Groom breaking a glass at Jewish wedding
Groom breaking a glass at Jewish wedding

British Jews are half as likely to marry outside their faith as American Jews, according to a report released this week that lifts the lid on Jewish relationships across the globe.

Twenty-two percent of community members in the UK marry non-Jews – the third lowest intermarriage rate outside Israel – while that figure soars to 45 percent across the Atlantic. The study on global trends was published by the London-based Institute of Jewish Policy Research (JPR) after research by the director of the body’s European Jewish demography unit, Dr Daniel Staetsky.

It shows a vastly different picture across the world, with almost no intermarriage among Israeli Jews (five percent), compared with almost 50 percent in Europe marrying non-Jews.

“There is a metaphorical abyss between Israel and the diaspora when it comes to intermarriage,” Staetsky says. While 40 percent of married Jews in the diaspora are married to non-Jews, only five percent of married Jews in Israel are intermarried.
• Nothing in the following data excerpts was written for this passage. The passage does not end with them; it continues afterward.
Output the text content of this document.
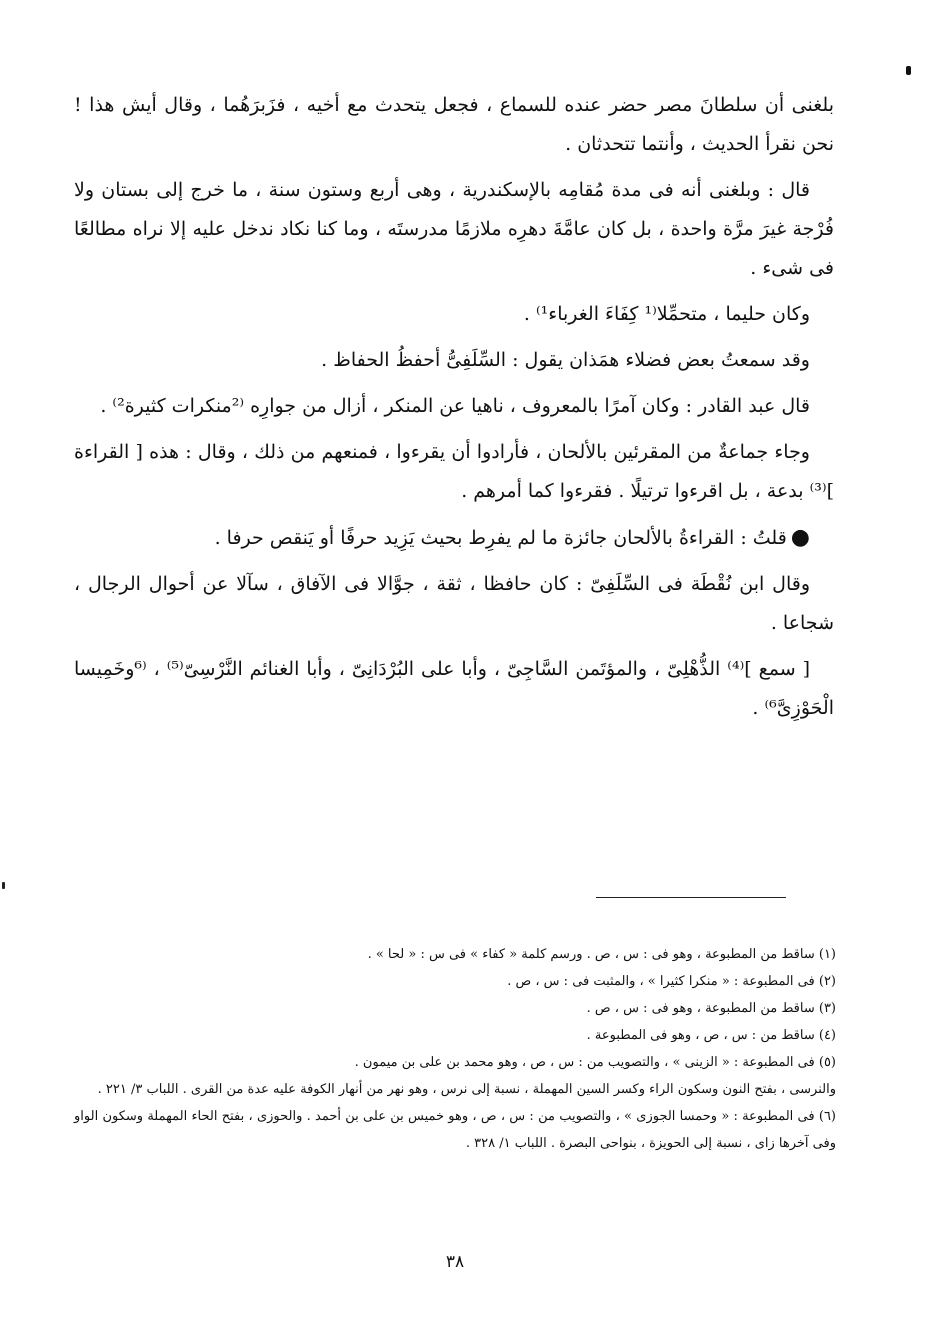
بلغنى أن سلطانَ مصر حضر عنده للسماع ، فجعل يتحدث مع أخيه ، فزَبرَهُما ، وقال أيش هذا ! نحن نقرأ الحديث ، وأنتما تتحدثان .

قال : وبلغنى أنه فى مدة مُقامِه بالإسكندرية ، وهى أربع وستون سنة ، ما خرج إلى بستان ولا فُرْجة غيرَ مرَّة واحدة ، بل كان عامَّةَ دهرِه ملازمًا مدرستَه ، وما كنا نكاد ندخل عليه إلا نراه مطالعًا فى شىء .

وكان حليما ، متحمِّلا⁽¹ كِفَاءَ الغرباء¹⁾ .

وقد سمعتُ بعض فضلاء همَذان يقول : السِّلَفِىُّ أحفظُ الحفاظ .

قال عبد القادر : وكان آمرًا بالمعروف ، ناهيا عن المنكر ، أزال من جوارِه ⁽²منكرات كثيرة²⁾ .

وجاء جماعةٌ من المقرئين بالألحان ، فأرادوا أن يقرءوا ، فمنعهم من ذلك ، وقال : هذه [ القراءة ]⁽³⁾ بدعة ، بل اقرءوا ترتيلًا . فقرءوا كما أمرهم .

●قلتُ : القراءةُ بالألحان جائزة ما لم يفرِط بحيث يَزِيد حرفًا أو يَنقص حرفا .

وقال ابن نُقْطَة فى السِّلَفِىّ : كان حافظا ، ثقة ، جوَّالا فى الآفاق ، سآلا عن أحوال الرجال ، شجاعا .

[ سمع ]⁽⁴⁾ الذُّهْلِىّ ، والمؤتَمن السَّاجِىّ ، وأبا على البُرْدَانِىّ ، وأبا الغنائم النَّرْسِىّ⁽⁵⁾ ، ⁽⁶وخَمِيسا الْحَوْزِىَّ⁶⁾ .

(١) ساقط من المطبوعة ، وهو فى : س ، ص . ورسم كلمة « كفاء » فى س : « لحا » .

(٢) فى المطبوعة : « منكرا كثيرا » ، والمثبت فى : س ، ص .

(٣) ساقط من المطبوعة ، وهو فى : س ، ص .

(٤) ساقط من : س ، ص ، وهو فى المطبوعة .

(٥) فى المطبوعة : « الزينى » ، والتصويب من : س ، ص ، وهو محمد بن على بن ميمون .

والنرسى ، بفتح النون وسكون الراء وكسر السين المهملة ، نسبة إلى نرس ، وهو نهر من أنهار الكوفة عليه عدة من القرى . اللباب ٣/ ٢٢١ .

(٦) فى المطبوعة : « وحمسا الجوزى » ، والتصويب من : س ، ص ، وهو خميس بن على بن أحمد . والحوزى ، بفتح الحاء المهملة وسكون الواو وفى آخرها زاى ، نسبة إلى الحويزة ، بنواحى البصرة . اللباب ١/ ٣٢٨ .

٣٨
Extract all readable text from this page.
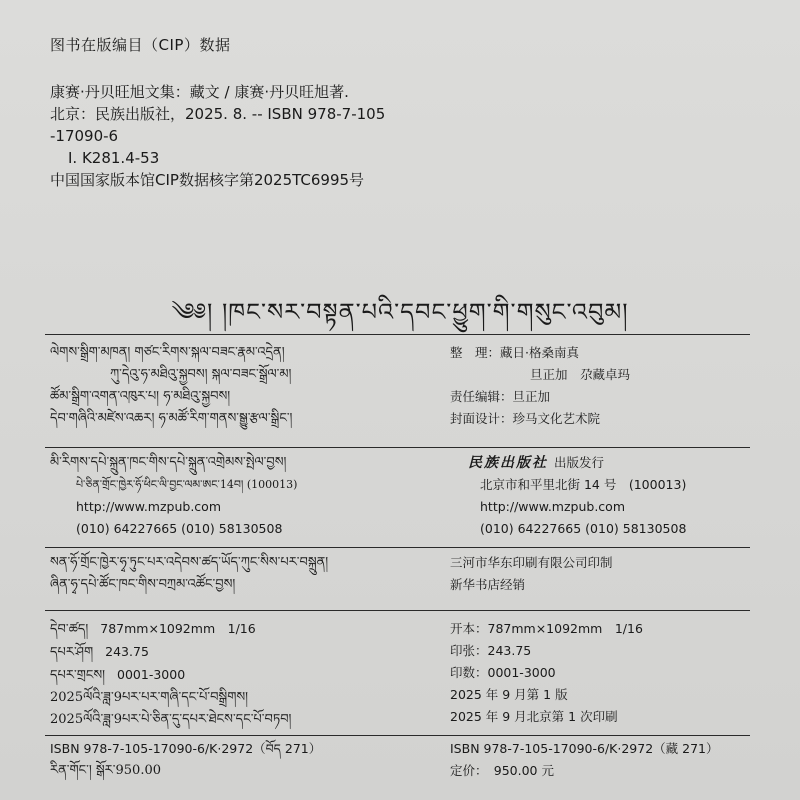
图书在版编目（CIP）数据
康赛·丹贝旺旭文集：藏文 / 康赛·丹贝旺旭著.
北京：民族出版社，2025. 8. -- ISBN 978-7-105
-17090-6
I. K281.4-53
中国国家版本馆CIP数据核字第2025TC6995号
༄༅། །ཁང་སར་བསྟན་པའི་དབང་ཕྱུག་གི་གསུང་འབུམ།
ལེགས་སྒྲིག་མཁན། གཙང་རིགས་སྐལ་བཟང་རྣམ་འདྲེན།
ཀུ་དེའུ་ཧ་མཐིའུ་སྐྱབས། སྐལ་བཟང་སྒྲོལ་མ།
ཚོམ་སྒྲིག་འགན་འཁུར་པ། ཧ་མཐིའུ་སྐྱབས།
དེབ་གཞིའི་མཛེས་འཆར། ཧ་མཚོ་རིག་གནས་སྒྱུ་རྩལ་སྒྲིང་།
整　理：藏日·格桑南真
旦正加　尕藏卓玛
责任编辑：旦正加
封面设计：珍马文化艺术院
མི་རིགས་དཔེ་སྐྲུན་ཁང་གིས་དཔེ་སྐྲུན་འགྲེམས་སྤེལ་བྱས།
པེ་ཅིན་གྲོང་ཁྱེར་ཧོ་ཕིང་ལི་བྱང་ལམ་ཨང་14བ། (100013)
http://www.mzpub.com
(010) 64227665 (010) 58130508
民族出版社 出版发行
北京市和平里北街 14 号　(100013)
http://www.mzpub.com
(010) 64227665 (010) 58130508
སན་ཧོ་གྲོང་ཁྱེར་ཧྭ་ཏུང་པར་འདེབས་ཚད་ཡོད་ཀུང་སིས་པར་བསྐྲུན།
ཞིན་ཧྭ་དཔེ་ཚོང་ཁང་གིས་བཀྲམ་འཚོང་བྱས།
三河市华东印刷有限公司印制
新华书店经销
དེབ་ཚད། 787mm×1092mm　1/16
དཔར་ཤོག 243.75
དཔར་གྲངས། 0001-3000
2025ལོའི་ཟླ་9པར་པར་གཞི་དང་པོ་བསྒྲིགས།
2025ལོའི་ཟླ་9པར་པེ་ཅིན་དུ་དཔར་ཐེངས་དང་པོ་བཏབ།
开本：787mm×1092mm　1/16
印张：243.75
印数：0001-3000
2025 年 9 月第 1 版
2025 年 9 月北京第 1 次印刷
ISBN 978-7-105-17090-6/K·2972（བོད 271）
རིན་གོང་། སྒོར་950.00
ISBN 978-7-105-17090-6/K·2972（藏 271）
定价：　950.00 元
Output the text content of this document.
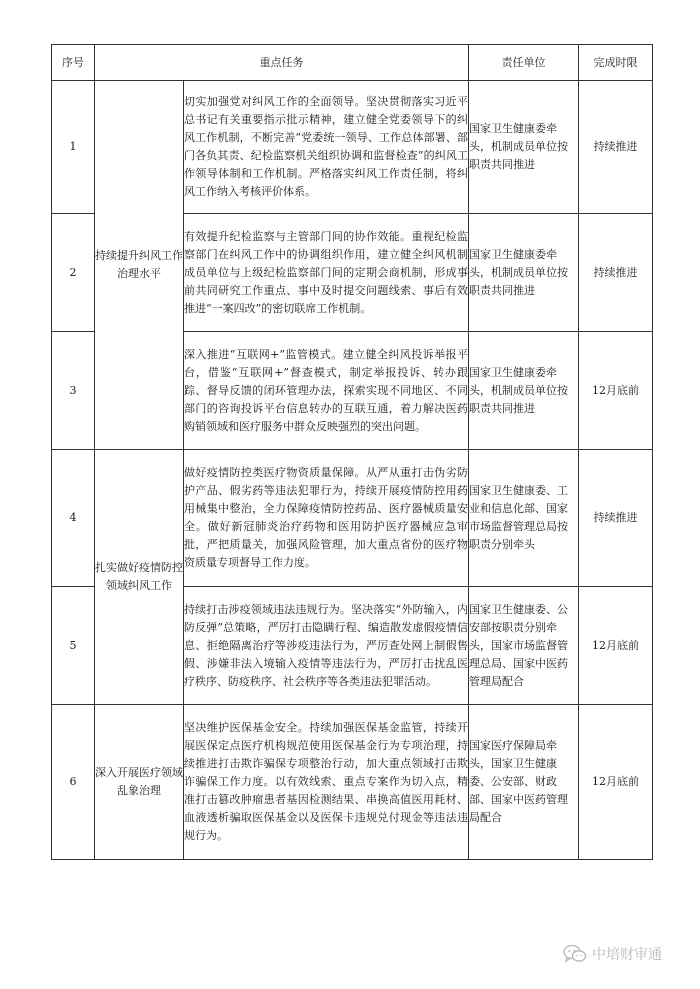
序号	重点任务		责任单位	完成时限
1	持续提升纠风工作治理水平	切实加强党对纠风工作的全面领导。坚决贯彻落实习近平总书记有关重要指示批示精神，建立健全党委领导下的纠风工作机制，不断完善“党委统一领导、工作总体部署、部门各负其责、纪检监察机关组织协调和监督检查”的纠风工作领导体制和工作机制。严格落实纠风工作责任制，将纠风工作纳入考核评价体系。	国家卫生健康委牵头，机制成员单位按职责共同推进	持续推进
2		有效提升纪检监察与主管部门间的协作效能。重视纪检监察部门在纠风工作中的协调组织作用，建立健全纠风机制成员单位与上级纪检监察部门间的定期会商机制，形成事前共同研究工作重点、事中及时提交问题线索、事后有效推进“一案四改”的密切联席工作机制。	国家卫生健康委牵头，机制成员单位按职责共同推进	持续推进
3		深入推进“互联网+”监管模式。建立健全纠风投诉举报平台，借鉴“互联网+”督查模式，制定举报投诉、转办跟踪、督导反馈的闭环管理办法，探索实现不同地区、不同部门的咨询投诉平台信息转办的互联互通，着力解决医药购销领域和医疗服务中群众反映强烈的突出问题。	国家卫生健康委牵头，机制成员单位按职责共同推进	12月底前
4	扎实做好疫情防控领域纠风工作	做好疫情防控类医疗物资质量保障。从严从重打击伪劣防护产品、假劣药等违法犯罪行为，持续开展疫情防控用药用械集中整治，全力保障疫情防控药品、医疗器械质量安全。做好新冠肺炎治疗药物和医用防护医疗器械应急审批，严把质量关，加强风险管理，加大重点省份的医疗物资质量专项督导工作力度。	国家卫生健康委、工业和信息化部、国家市场监督管理总局按职责分别牵头	持续推进
5		持续打击涉疫领域违法违规行为。坚决落实“外防输入，内防反弹”总策略，严厉打击隐瞒行程、编造散发虚假疫情信息、拒绝隔离治疗等涉疫违法行为，严厉查处网上制假售假、涉嫌非法入境输入疫情等违法行为，严厉打击扰乱医疗秩序、防疫秩序、社会秩序等各类违法犯罪活动。	国家卫生健康委、公安部按职责分别牵头，国家市场监督管理总局、国家中医药管理局配合	12月底前
6	深入开展医疗领域乱象治理	坚决维护医保基金安全。持续加强医保基金监管，持续开展医保定点医疗机构规范使用医保基金行为专项治理，持续推进打击欺诈骗保专项整治行动，加大重点领域打击欺诈骗保工作力度。以有效线索、重点专案作为切入点，精准打击篡改肿瘤患者基因检测结果、串换高值医用耗材、血液透析骗取医保基金以及医保卡违规兑付现金等违法违规行为。	国家医疗保障局牵头，国家卫生健康委、公安部、财政部、国家中医药管理局配合	12月底前
中培财审通
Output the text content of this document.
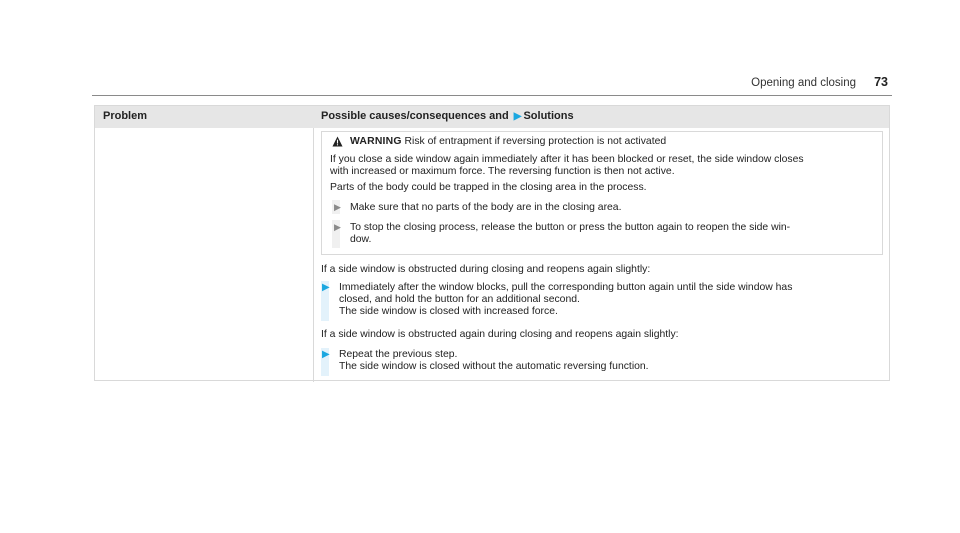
Opening and closing 73
Problem	Possible causes/consequences and ▶ Solutions
WARNING Risk of entrapment if reversing protection is not activated
If you close a side window again immediately after it has been blocked or reset, the side window closes
with increased or maximum force. The reversing function is then not active.
Parts of the body could be trapped in the closing area in the process.
▶ Make sure that no parts of the body are in the closing area.
▶ To stop the closing process, release the button or press the button again to reopen the side win-
dow.
If a side window is obstructed during closing and reopens again slightly:
▶ Immediately after the window blocks, pull the corresponding button again until the side window has
closed, and hold the button for an additional second.
The side window is closed with increased force.
If a side window is obstructed again during closing and reopens again slightly:
▶ Repeat the previous step.
The side window is closed without the automatic reversing function.
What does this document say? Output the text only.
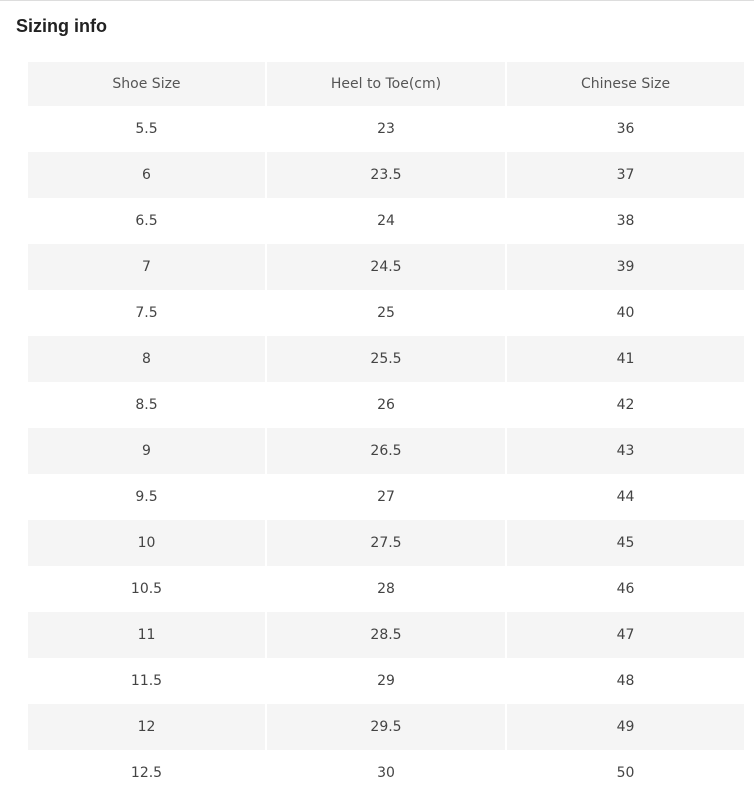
Sizing info
Shoe Size	Heel to Toe(cm)	Chinese Size
5.5	23	36
6	23.5	37
6.5	24	38
7	24.5	39
7.5	25	40
8	25.5	41
8.5	26	42
9	26.5	43
9.5	27	44
10	27.5	45
10.5	28	46
11	28.5	47
11.5	29	48
12	29.5	49
12.5	30	50
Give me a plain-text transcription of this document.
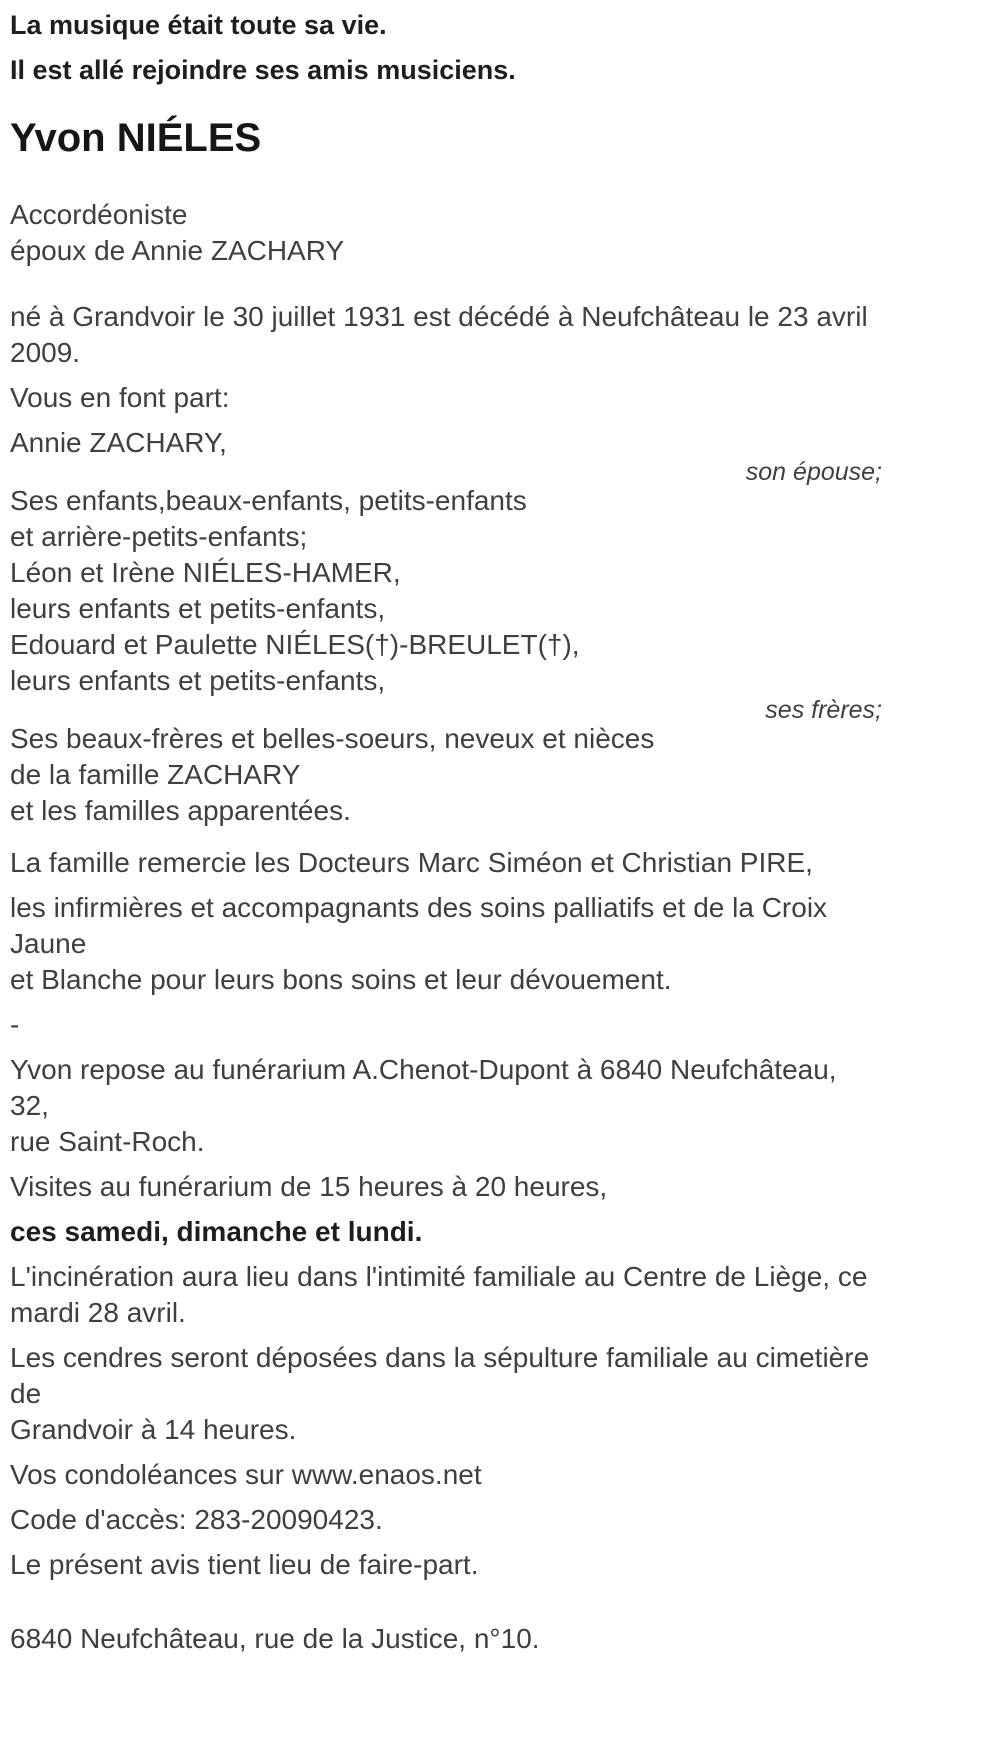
La musique était toute sa vie.
Il est allé rejoindre ses amis musiciens.
Yvon NIÉLES
Accordéoniste
époux de Annie ZACHARY
né à Grandvoir le 30 juillet 1931 est décédé à Neufchâteau le 23 avril
2009.
Vous en font part:
Annie ZACHARY,
son épouse;
Ses enfants,beaux-enfants, petits-enfants
et arrière-petits-enfants;
Léon et Irène NIÉLES-HAMER,
leurs enfants et petits-enfants,
Edouard et Paulette NIÉLES(†)-BREULET(†),
leurs enfants et petits-enfants,
ses frères;
Ses beaux-frères et belles-soeurs, neveux et nièces
de la famille ZACHARY
et les familles apparentées.
La famille remercie les Docteurs Marc Siméon et Christian PIRE,
les infirmières et accompagnants des soins palliatifs et de la Croix Jaune
et Blanche pour leurs bons soins et leur dévouement.
-
Yvon repose au funérarium A.Chenot-Dupont à 6840 Neufchâteau, 32,
rue Saint-Roch.
Visites au funérarium de 15 heures à 20 heures,
ces samedi, dimanche et lundi.
L'incinération aura lieu dans l'intimité familiale au Centre de Liège, ce
mardi 28 avril.
Les cendres seront déposées dans la sépulture familiale au cimetière de
Grandvoir à 14 heures.
Vos condoléances sur www.enaos.net
Code d'accès: 283-20090423.
Le présent avis tient lieu de faire-part.
6840 Neufchâteau, rue de la Justice, n°10.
Likewise in Hungary, Russia, Poland, Sweden and Denmark, “most Jews today are married to non-Jews”, JPR says.

Elsewhere on the continent, Belgian Jews were found to be least likely to marry a non-Jew, with only 14 percent opting to do so, while in Poland, where the Jewish population numbers around 15,000, more than three quarters have married a non-Jew.

Levels are low in Israel in part due to a bigger Jewish population making it easier to find a Jewish partner, and although it is much higher elsewhere, intermarriage across the world is not the “existential threat” it is sometimes seen as, Staetsky writes.

These days, it would be “imprecise or incorrect to see intermarriage as the threat to Jewish demographic sustainability,” he says. “It may have been different in the past, but today the main threat is low fertility.”

JPR said the rising prevalence of intermarriage over time in the U.S. has been “offset somewhat by the growing Charedi and Orthodox populations”, but that this posed questions as to “who is a Jew?”.

Children of Jewish mothers and non-Jewish fathers are considered Jewish by most, but this risks the idea of first and second-class Jews, Staetsky says, because of the idea that “transmission of Jewishness is partial in the case of intermarried mothers”.

He said this was “based on empirical reality” and, when viewed dispassionately, the data showed children of intermarried couples “are less likely to identify as Jews than the offspring of in-married couples”.

JPR director Dr Jonathan Boyd said intermarriage “has long been an issue for community leaders” but added that “fertility rates can both exacerbate or help to quell its impact”.

While the figures of intermarriage were higher for secular Jews, Staetsky said about 25 percent of Jewish partners of Reform Jews are “Jews by conversion”.

When analysis of intermarriage is limited to partners who are Jews by birth, secular and progressive/Reform Jews in Europe “have identical levels of intermarriage”.

This translates as around 45 percent being married to Jews by birth with 55 percent being married to non-Jews by birth.

The paper also revealed that Jewish fertility levels are of more concern to the future of Jewish demographics than marrying out.